New Zealand’s biggest multi-day keelboat sailing event, Bay of Islands Sailing Week, has been awarded Gold Level Clean Regattas certification for their “extraordinary waste management efforts” during the last regatta in January 2020.

Ocean conservation group Sailors for the Sea operates the Clean Regattas programme, which they claim is ‘the world’s leading sustainability certification for on-water events’. Bay of Islands Sailing Week Chairperson Manuela Gmuer-Hornell says the award is a clear indicator of their commitment to operating in an environmentally responsible way.

“We’re all sailors, organisers and participants, and we all love the ocean,” says Manuela, “so it’s important we do our bit to protect it. The beauty of the local area is a big draw card for us too, so we want to preserve it for the future.”

The Gold level certification came as a surprise to the event’s organisers, who say they were hoping to achieve Silver level in their first year in the programme.

Sailors for the Sea Programme Manager Paige Myatt delivered the certificate with the message: “On behalf of all of us here at Sailors for the Sea, we’d like to award Bay of Islands Sailing Week with Gold Level Clean Regatta certification. We felt your extraordinary waste management efforts deserved further recognition, so we increased your certification level from Silver to Gold.”

Regatta Administrator Cath Beaumont, who coordinated the event’s many and varied efforts to be more environmentally friendly, said they set out with achievable goals that they could build on in the future.

“The most important thing is to start somewhere,” said Cath, “because even doing one thing is better than doing nothing.”

The regatta’s sustainability initiatives included waste minimisation, carbon reduction, buying local, educating participants and engaging with sustainability partners.

“We really looked at every aspect of what we do to see if we can be more sustainable,” said Manuela. “One of the most simple changes was switching to reusable bottles with free water refilling stations. If you consider there’s probably 1,000 sailors and volunteers drinking at least a couple of bottles of water a day, over three days, that saved 6,000 single use plastic bottles alone.”

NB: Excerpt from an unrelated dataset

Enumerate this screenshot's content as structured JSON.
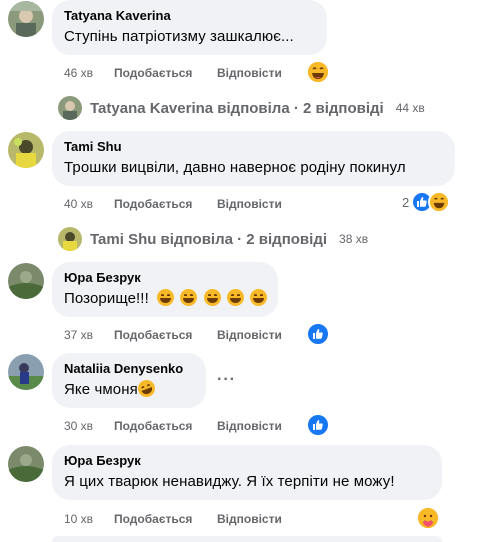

Cath explains they worked with local community group Russell Recyclers to help with waste minimisation, composting and recycling wherever possible, which resulted in a 75% reduction in waste going to landfill.

She says the organising committee also used video conferencing for committee meetings so they didn’t have to use cars to travel, created an app to communicate important documents digitally instead of printing, and enforced a no-discharge rule for competitors to eliminate pollution from boats entering the water.

The event has also partnered with Live Ocean – a marine conservation charity established by sailors Peter Burling and Blair Tuke, and Sea Cleaners – a charity that removes tonnes of rubbish from our shorelines.

The next Bay of Islands Sailing Week is scheduled to take place from 26 to 29 January, 2021. Organisers say they will be looking for ways to upgrade to Platinum level next year – the highest possible sustainability certification under the Clean Regattas programme.

Free water refilling stations at Bay of Islands Sailing Week 2020 could easily have saved 6,000 single use plastic bottles.